Never say never, says Caccia, but size matters in data breaches. “That’s a kind of attack you wouldn’t put in a law firm. You’re going to get like, 50 credit card numbers.” Where’s the criminal return on investment? In contrast, Heartland processes more than 100 million credit card transactions per month.
But there is a “low and slow” attack that SMBs do need to worry about, he says.

“The [Heartland] attack is similar to these botnet infections where users go to a bad website and pick up a new bot.” Like the low-and-slow attacks, the bots are hard to catch, says Caccia.

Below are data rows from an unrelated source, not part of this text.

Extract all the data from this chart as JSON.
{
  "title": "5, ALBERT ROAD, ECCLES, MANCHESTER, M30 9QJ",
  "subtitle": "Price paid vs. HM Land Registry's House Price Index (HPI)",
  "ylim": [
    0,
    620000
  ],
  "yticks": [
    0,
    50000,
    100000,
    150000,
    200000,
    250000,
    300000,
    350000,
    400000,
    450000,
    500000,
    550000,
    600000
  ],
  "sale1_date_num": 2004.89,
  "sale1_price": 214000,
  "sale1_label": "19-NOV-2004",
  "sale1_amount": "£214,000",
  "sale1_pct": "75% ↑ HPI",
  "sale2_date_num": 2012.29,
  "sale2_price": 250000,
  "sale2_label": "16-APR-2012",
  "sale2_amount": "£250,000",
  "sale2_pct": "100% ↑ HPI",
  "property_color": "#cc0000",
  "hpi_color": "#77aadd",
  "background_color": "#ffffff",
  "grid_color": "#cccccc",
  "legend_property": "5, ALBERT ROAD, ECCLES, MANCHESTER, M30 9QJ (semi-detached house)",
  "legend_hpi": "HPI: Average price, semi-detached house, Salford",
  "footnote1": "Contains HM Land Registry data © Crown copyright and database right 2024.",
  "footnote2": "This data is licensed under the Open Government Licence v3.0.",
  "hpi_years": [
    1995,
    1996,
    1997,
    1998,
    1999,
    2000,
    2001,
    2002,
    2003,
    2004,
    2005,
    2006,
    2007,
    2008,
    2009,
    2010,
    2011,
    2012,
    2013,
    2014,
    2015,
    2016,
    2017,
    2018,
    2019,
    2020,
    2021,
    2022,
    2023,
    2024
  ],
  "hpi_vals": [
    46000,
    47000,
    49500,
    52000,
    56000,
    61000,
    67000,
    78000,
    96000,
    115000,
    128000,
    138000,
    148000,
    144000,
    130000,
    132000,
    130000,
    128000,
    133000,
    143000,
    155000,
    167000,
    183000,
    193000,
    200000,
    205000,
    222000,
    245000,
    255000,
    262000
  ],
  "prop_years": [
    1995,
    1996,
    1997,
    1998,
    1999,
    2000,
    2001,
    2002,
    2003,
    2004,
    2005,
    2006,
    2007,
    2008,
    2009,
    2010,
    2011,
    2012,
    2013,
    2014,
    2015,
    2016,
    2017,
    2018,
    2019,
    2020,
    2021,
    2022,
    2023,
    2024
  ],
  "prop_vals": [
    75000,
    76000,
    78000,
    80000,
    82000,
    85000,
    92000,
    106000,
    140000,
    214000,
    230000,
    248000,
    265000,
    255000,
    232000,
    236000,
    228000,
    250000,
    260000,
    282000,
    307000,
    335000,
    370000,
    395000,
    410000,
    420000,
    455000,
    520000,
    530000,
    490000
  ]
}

“They just don’t send much traffic, so the antivirus vendors can’t create signatures for them. They sort of lay there quietly, wake up and spit out some spam,” he said.

The data breaches most likely to affect SMBs, he contends, bubble up from within, from malicious or ignorant users accessing data they shouldn’t.

“Despite the flash, I am not sure all these credit card harvesting [schemes] are actually something they have to worry about,” Caccia says.

Do you agree that you don’t have to worry about the Heartland-type data breach? Do you go after bots — and if so, how is it part of your SMB security strategy?